There aren’t many books that walk you through the question: What should I do when I am planning to sin again? All Scripture, of course, is about this question because we all know we will sin again, but there are two patterns that are especially precarious.
1. Confess—then ignore. A couple indulges in premarital sex and feels guilty. They confess it to the Lord, and promise God and each other, never to do it again. But it happens again, and then again. By the third time they are not quite sure how to proceed. They still might feel a little horrible, but why bother confessing something that you know you will do again? They know that making guilty promises doesn’t work and, by this point, they admit that such promises are lies anyway. They expect to do it again. Better just to let this phase run its course, they conclude. Marriage might come soon, or maybe the sin will gradually die out. Then they can re-engage with God.
2. Confess—try—feel really bad—be hopeless—try to ignore. This is a slight variation on the first and takes a little longer to spiritually quarantine the recurring sin so that no one messes with it anymore. For example, someone might not be planning his next descent into porn, but he has done little to interrupt that descent such as share his internet activity with an accountability partner. He can confess his next nine falls (leaps?) into porn, but once it gets to double digits he starts to wonder, what’s the use? Then this sector of life gradually closes to divine activity, though those bad feelings never quite go away.
Either way, God is marginalized, sin wins by way of our denial and complacency.
Ask for Help
These patterns demand action. They kill our souls and our souls will not heal themselves over time. To the contrary, we need spiritual intervention. The most obvious intervention is to go public. Sin is like mushrooms and other things that flourish in the dark. So bring it to the light and confess it to another person. If we can confess something to the Lord but not to a mere human, our confession is suspect. Go public.
There are risks. Perhaps the person we tell will then tell others, or much worse, do nothing at all. But we must not talk ourselves out of a wise course of action because there may be unwanted consequences.
Two Approaches: Grace or Law
When we ask for help with these patterns, we will likely hear one of two approaches: grace or law. A trusted pastor told me to preach grace until a person took sin lightly, then preach the law.
Grace proclaims the kindness, forgiveness and forbearance of the Lord. It invites and accepts. It asks: “How can you continue to sin in light of God’s love now revealed in Jesus Christ? You must not know he loves you. How can you be either hopeless or committed to sin when the Holy Spirit has been given to you?”
The grace of God woos us. It is Christ’s love that compels us into godly action (2 Cor. 5:14). It is his grace that teaches us to say “no” to ungodliness (Titus 2:12).
The law takes the many pieces of the character of God and reassembles them in the form of commands: “Thou shalt . . .” and “thou shalt not . . .” Without them, we are clueless about how to imitate him. Without them, we forget that everyday life is lived before God and our instincts are treasonous.

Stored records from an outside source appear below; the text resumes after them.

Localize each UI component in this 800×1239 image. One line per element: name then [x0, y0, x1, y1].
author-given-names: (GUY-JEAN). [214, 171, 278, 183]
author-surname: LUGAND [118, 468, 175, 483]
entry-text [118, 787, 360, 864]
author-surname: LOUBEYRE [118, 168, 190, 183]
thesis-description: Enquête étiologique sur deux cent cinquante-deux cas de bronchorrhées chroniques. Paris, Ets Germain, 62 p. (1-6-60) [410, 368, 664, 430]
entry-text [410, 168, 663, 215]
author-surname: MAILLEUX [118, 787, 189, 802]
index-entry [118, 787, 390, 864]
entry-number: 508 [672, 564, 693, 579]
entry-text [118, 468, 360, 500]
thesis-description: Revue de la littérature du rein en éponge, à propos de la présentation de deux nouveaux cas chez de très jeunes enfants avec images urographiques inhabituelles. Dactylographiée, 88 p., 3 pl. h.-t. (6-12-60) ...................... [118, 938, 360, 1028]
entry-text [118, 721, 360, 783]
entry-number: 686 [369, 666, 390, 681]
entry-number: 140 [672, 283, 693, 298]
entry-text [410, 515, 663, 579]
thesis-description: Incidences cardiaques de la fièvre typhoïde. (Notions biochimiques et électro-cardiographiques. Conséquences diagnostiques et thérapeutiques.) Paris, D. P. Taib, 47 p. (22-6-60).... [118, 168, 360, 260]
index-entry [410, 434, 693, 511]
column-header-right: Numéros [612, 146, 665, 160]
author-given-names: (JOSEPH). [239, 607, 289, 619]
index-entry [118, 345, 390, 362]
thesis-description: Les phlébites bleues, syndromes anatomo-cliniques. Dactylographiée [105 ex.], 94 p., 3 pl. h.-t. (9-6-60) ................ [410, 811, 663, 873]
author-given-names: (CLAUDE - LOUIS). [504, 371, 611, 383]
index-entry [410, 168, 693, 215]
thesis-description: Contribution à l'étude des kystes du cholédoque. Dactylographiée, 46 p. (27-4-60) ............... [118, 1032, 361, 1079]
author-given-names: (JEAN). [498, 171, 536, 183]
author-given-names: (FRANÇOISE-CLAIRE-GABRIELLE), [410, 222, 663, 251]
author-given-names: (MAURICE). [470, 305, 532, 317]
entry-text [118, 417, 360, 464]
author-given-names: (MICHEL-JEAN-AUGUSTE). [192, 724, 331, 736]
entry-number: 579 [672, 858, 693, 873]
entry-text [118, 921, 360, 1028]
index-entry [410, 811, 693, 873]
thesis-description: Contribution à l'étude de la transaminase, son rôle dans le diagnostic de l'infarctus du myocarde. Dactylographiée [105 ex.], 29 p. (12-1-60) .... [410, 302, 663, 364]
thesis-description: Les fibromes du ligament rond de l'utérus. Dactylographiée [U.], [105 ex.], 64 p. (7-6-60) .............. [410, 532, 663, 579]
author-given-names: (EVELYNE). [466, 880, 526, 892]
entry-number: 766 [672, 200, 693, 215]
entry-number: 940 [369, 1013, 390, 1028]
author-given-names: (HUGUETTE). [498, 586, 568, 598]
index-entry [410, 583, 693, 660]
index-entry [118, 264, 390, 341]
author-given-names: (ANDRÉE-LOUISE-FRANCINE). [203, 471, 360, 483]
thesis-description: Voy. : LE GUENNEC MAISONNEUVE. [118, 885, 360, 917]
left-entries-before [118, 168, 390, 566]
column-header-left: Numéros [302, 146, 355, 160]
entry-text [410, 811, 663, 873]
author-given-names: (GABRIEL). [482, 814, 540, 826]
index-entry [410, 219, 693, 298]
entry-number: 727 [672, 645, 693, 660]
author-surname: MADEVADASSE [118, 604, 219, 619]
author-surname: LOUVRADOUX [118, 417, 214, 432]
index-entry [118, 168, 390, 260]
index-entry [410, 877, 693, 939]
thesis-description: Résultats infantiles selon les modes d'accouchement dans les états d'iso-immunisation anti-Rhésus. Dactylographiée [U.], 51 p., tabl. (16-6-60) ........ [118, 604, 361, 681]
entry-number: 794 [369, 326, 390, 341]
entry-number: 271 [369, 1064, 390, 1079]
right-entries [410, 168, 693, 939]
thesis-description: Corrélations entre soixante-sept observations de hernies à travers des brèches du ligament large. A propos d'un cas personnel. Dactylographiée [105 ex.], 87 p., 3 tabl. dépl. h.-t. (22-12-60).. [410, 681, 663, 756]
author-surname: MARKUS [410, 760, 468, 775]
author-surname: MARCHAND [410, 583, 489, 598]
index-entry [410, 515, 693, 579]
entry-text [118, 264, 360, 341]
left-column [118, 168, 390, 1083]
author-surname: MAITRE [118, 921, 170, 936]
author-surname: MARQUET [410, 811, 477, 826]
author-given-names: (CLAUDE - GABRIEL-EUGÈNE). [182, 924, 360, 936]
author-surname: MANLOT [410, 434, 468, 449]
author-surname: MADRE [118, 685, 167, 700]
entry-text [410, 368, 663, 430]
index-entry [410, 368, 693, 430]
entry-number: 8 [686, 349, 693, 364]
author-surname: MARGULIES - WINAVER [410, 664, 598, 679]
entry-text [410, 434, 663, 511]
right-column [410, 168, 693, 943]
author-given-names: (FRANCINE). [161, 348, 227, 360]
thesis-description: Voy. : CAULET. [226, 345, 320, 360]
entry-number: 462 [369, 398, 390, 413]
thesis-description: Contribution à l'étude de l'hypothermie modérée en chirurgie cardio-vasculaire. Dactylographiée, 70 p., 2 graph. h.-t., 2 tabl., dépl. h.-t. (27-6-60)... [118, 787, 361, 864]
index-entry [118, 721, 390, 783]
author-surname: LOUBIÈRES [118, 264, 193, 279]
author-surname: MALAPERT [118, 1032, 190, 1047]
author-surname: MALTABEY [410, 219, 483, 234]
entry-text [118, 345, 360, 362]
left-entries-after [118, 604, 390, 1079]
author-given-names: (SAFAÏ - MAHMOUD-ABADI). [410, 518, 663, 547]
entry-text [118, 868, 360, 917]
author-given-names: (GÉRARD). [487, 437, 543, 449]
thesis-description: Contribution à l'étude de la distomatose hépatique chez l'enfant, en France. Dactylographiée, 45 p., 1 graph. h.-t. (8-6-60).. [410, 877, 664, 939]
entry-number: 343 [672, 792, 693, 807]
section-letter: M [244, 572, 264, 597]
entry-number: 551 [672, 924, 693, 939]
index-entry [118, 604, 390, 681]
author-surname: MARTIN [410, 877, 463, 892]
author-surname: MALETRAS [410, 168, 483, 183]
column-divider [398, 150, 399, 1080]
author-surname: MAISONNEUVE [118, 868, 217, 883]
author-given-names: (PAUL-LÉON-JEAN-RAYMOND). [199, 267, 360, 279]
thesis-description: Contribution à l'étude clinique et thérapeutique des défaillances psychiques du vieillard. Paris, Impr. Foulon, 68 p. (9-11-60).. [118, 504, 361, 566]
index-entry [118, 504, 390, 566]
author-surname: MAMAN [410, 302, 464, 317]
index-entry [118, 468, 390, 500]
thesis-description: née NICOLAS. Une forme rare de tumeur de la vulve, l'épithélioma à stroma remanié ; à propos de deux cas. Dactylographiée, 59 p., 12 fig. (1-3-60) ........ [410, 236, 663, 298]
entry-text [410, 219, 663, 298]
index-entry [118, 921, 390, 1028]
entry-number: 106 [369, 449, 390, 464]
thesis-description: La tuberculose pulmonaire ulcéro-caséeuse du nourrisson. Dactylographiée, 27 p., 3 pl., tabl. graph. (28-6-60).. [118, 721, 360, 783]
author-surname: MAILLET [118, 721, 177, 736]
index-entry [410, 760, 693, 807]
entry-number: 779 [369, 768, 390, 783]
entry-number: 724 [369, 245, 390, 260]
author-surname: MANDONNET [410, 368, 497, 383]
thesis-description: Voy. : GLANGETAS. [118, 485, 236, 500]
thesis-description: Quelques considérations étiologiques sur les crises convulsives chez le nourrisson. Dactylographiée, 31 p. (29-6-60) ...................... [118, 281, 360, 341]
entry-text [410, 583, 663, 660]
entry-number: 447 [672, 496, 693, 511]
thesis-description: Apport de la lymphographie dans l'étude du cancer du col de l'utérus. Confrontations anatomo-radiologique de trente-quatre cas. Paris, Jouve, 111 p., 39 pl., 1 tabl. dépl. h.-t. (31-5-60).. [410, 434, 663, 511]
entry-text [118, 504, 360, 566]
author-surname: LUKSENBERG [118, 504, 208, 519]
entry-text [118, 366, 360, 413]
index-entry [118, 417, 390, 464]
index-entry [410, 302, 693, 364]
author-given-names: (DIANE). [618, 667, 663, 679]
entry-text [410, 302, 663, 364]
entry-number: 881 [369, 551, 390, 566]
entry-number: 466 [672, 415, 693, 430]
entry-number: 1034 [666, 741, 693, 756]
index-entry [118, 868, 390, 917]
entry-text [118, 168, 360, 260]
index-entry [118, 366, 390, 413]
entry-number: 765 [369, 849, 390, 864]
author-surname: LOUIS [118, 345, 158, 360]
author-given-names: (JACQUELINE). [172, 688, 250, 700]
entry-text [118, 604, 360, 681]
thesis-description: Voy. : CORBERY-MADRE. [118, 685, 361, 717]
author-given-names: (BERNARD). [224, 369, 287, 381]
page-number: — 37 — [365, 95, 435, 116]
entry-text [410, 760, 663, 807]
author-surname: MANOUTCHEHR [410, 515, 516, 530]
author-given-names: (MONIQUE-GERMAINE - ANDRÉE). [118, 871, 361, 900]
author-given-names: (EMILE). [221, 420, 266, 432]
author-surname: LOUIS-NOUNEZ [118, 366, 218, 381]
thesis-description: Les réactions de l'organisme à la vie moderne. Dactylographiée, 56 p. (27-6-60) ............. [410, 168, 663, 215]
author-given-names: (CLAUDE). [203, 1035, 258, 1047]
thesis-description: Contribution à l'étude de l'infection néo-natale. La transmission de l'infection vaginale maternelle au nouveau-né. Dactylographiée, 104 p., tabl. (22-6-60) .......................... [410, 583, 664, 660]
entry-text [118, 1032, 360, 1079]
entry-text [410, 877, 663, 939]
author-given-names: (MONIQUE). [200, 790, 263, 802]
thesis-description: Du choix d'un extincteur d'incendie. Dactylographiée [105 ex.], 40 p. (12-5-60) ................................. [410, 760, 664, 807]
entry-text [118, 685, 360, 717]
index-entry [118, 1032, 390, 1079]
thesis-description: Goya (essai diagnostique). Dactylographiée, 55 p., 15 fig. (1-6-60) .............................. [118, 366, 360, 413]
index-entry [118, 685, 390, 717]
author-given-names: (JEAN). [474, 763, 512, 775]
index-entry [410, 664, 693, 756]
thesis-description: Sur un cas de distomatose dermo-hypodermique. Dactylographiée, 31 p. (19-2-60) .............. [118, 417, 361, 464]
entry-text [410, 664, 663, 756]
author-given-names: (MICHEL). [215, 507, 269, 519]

The law has urgency—“today” (Heb. 3:15). It warns. It asks, “Is there no fear of the Lord? Is following Jesus reserved only for those times when there is a coincidental meeting between your desires and his?” It is the fear of the Lord that compels us to live righteously. We belong to him. He has all authority.
Which Way Do You Lean?
As we have opportunities to apply these two approaches to our own recalcitrance and offer them to others, how do we lean? Toward grace or law?
Words and meanings matter on this one. There are many different uses of the law: the law reveals the character of God, restrains sin, exposes sin—showing us our need for Jesus—and teaches how to live. None of these are opposed to grace but are expressions of it. Yet another use of the law is found in Romans and Galatians where the law is short-hand for a Spirit-less system that looks to our own actions for personal righteousness. This use of the law—called works-righteousness or legalism—is opposed to grace and the gospel.
With one use of the law, grace and law are companions. With the other, they are enemies. I am using the law as a companion of grace. Instead of opting for either grace or law, we could say that the law is embedded in the larger grace of God.
So what we are really asking is this: As a result of God’s manifold grace to us, do we woo or warn? The matter of intentional and planned sin does not force us to choose grace or law. Instead, both grace and law reveal the character of God, and we want access to the range of God’s character as we woo or warn. With all the persuasive love we can possibly offer, with pleading, we consider both the kindness and sternness of God (Rom. 11:22).
We will all sin again, of that we can be sure. When we do, we ask forgiveness of both the Lord and those who were wronged. Then some hand-to-hand combat against sin is probably in order along with some public planning to either stand firm or run when there is another assault. All of this is both preceded and followed by our rest in forgiveness of sin secured by Jesus. Rest is spiritual, complacency sinful.